20. Adjournment by chairman

(1) The chairman may (and must if it is so resolved) adjourn for not more than 14 days —
(a) any meeting of creditors in administration or where there is a Deed of Company Arrangement, but subject to the direction of the Court;
(b) any meeting in a creditors' voluntary winding up or a compulsory winding-up where the adjournment is with a view to obtaining the attendance of any person referred to in Section 255(2)(a) to (e) (Duty to co-operate with Office-holder) who is not in attendance; and
(c) any other meeting in a creditors' voluntary winding-up or a compulsory winding-up, but subject to the direction of the Court and to paragraph 22 (Adjournment of meetings to remove a liquidator) of Part 7 (Adjournment and suspension) of this Schedule.
(2) Further adjournment under this Schedule must not be to a day later than 14 days after the date on which the meeting was originally held (subject to any direction by the Court).

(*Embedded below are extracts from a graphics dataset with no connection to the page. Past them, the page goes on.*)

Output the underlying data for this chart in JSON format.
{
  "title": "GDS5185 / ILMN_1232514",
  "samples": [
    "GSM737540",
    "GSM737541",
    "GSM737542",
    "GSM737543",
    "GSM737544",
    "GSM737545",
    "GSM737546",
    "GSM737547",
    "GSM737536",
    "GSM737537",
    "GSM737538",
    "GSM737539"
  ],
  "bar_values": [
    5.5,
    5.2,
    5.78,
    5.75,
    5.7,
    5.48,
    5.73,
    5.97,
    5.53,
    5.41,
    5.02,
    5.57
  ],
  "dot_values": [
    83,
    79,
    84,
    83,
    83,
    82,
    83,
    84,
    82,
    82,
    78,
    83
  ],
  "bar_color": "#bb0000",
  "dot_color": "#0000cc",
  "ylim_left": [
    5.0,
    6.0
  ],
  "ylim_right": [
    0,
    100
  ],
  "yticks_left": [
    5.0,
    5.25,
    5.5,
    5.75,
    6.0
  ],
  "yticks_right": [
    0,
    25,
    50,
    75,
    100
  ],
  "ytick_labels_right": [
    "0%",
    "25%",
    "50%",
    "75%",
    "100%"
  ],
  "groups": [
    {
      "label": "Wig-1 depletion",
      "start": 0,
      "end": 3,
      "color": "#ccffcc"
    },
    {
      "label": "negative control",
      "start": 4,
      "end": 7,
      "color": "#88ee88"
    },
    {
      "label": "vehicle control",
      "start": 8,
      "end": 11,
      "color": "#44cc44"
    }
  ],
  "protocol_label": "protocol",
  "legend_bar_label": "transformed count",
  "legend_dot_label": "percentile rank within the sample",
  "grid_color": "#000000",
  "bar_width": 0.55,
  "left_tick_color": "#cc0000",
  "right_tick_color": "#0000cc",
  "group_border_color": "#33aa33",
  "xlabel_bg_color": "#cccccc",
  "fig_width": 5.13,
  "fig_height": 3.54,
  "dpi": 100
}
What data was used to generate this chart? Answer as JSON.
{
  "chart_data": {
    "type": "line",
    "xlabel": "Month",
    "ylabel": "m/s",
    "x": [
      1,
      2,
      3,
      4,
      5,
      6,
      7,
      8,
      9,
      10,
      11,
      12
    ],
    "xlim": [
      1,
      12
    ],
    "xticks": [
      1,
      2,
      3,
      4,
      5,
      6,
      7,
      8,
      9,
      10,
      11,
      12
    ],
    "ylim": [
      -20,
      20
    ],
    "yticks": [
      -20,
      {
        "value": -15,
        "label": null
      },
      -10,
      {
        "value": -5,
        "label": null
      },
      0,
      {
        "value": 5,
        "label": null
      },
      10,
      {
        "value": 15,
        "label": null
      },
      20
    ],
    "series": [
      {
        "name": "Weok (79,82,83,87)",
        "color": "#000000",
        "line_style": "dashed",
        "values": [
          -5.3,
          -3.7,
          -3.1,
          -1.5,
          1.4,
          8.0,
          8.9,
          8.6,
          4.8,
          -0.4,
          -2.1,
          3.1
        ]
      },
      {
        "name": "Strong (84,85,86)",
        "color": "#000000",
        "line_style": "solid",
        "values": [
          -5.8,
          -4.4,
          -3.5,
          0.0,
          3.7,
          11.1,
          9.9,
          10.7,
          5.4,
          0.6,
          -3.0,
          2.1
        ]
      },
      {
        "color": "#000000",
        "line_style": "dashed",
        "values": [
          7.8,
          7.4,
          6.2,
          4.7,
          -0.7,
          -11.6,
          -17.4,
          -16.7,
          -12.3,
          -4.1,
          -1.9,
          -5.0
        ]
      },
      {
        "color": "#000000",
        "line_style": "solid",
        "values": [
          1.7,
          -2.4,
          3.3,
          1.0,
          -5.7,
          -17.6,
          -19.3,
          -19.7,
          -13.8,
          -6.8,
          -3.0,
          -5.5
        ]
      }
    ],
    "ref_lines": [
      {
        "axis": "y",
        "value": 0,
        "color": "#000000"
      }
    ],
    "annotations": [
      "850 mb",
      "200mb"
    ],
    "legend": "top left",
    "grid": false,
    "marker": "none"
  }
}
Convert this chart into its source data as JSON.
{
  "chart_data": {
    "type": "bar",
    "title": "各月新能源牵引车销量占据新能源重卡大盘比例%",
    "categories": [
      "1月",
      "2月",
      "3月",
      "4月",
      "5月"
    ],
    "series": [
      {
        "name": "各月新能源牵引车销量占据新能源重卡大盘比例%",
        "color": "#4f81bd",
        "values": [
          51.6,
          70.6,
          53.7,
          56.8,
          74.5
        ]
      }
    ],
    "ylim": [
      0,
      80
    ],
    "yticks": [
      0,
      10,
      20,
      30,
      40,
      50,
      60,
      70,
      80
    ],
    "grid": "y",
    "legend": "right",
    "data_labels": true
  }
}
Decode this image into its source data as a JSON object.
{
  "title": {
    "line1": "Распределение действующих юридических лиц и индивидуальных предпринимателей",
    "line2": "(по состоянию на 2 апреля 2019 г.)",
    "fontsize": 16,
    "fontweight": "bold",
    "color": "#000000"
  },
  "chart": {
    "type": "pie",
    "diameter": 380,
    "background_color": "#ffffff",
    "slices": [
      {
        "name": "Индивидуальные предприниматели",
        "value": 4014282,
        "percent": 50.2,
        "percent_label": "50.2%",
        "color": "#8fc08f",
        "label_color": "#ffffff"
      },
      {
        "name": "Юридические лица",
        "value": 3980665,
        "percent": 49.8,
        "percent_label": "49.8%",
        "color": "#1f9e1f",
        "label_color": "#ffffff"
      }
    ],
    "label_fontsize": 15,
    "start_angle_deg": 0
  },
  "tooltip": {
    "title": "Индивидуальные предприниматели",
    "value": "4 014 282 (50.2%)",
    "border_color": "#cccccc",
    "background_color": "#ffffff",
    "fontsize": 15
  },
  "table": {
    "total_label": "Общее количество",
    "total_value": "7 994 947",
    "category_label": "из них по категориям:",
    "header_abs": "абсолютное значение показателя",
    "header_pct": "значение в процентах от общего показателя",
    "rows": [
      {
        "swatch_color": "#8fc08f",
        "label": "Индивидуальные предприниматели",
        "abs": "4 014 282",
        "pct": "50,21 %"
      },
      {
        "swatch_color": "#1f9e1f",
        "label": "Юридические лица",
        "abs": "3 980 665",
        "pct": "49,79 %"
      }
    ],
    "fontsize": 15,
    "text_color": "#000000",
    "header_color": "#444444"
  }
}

(3) If a meeting is adjourned, the chairman must, as soon as reasonably practicable, unless for any reason the chairman thinks it unnecessary or impracticable, deliver notice of the adjournment in an insolvent or compulsory winding-up, to any such person referred to in Section 255(2)(a) to (e) (Duty to co-operate with Office-holder) who did not attend the meeting as the chairman thinks fit.